Keller @ Large: Lessons From Christie Campaign

BOSTON (CBS) -- People have a natural tendency to look to success stories for inspiration and leadership lessons.

But sometimes you can also learn a lot from failure.

So before it fades into hard-earned obscurity, let's see what lessons we can extract from the debacle of Chris Christie's run for president, which ended yesterday after a poor showing in New Hampshire.

It wasn't so long ago that some Republicans were begging Christie to run. A former US attorney, he upset the incumbent governor of New Jersey in 2010 and became a national star for restoring fiscal balance to a badly-mismanaged state.

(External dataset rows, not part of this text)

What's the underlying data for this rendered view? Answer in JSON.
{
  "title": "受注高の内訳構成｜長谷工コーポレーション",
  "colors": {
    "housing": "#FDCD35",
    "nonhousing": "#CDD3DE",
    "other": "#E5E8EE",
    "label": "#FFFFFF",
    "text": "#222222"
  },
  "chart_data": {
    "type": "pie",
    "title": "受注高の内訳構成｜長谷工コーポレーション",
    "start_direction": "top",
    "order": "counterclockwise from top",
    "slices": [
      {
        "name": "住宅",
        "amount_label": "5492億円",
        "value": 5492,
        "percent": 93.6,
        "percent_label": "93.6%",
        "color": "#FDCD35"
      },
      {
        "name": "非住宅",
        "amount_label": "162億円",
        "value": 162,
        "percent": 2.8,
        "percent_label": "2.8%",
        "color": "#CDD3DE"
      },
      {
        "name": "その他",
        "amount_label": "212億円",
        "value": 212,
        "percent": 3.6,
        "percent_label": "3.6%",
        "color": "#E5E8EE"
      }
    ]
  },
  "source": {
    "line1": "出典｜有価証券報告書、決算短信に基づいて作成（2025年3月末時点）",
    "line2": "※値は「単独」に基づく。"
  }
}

But success quickly went to Christie's head.

I got a close-up look at him during the 2012 GOP convention in Tampa, where his ballooning ego was on full display. Given the high-profile keynote speech at the convention, it was all he could do to shoehorn a few remarks about the party nominee, Mitt Romney, into a lengthy discourse on his own wonderfulness.

When Hurricane Sandy decimated the Jersey shore that fall, Christie reveled in his photo op with the president, with poor follow-through on behalf of state residents who'd been damaged.

And when his closest aides got caught playing politics with traffic flow over the George Washington Bridge, his image as an arrogant political hack was cemented, and his New Hampshire campaign did nothing to change that.

Morals of the story?

Do unto others as you would have them do unto you.

Be careful not to overreach.

And if you lose your humility, you lose all perspective, and risk winding up, as Christie has, an also-ran.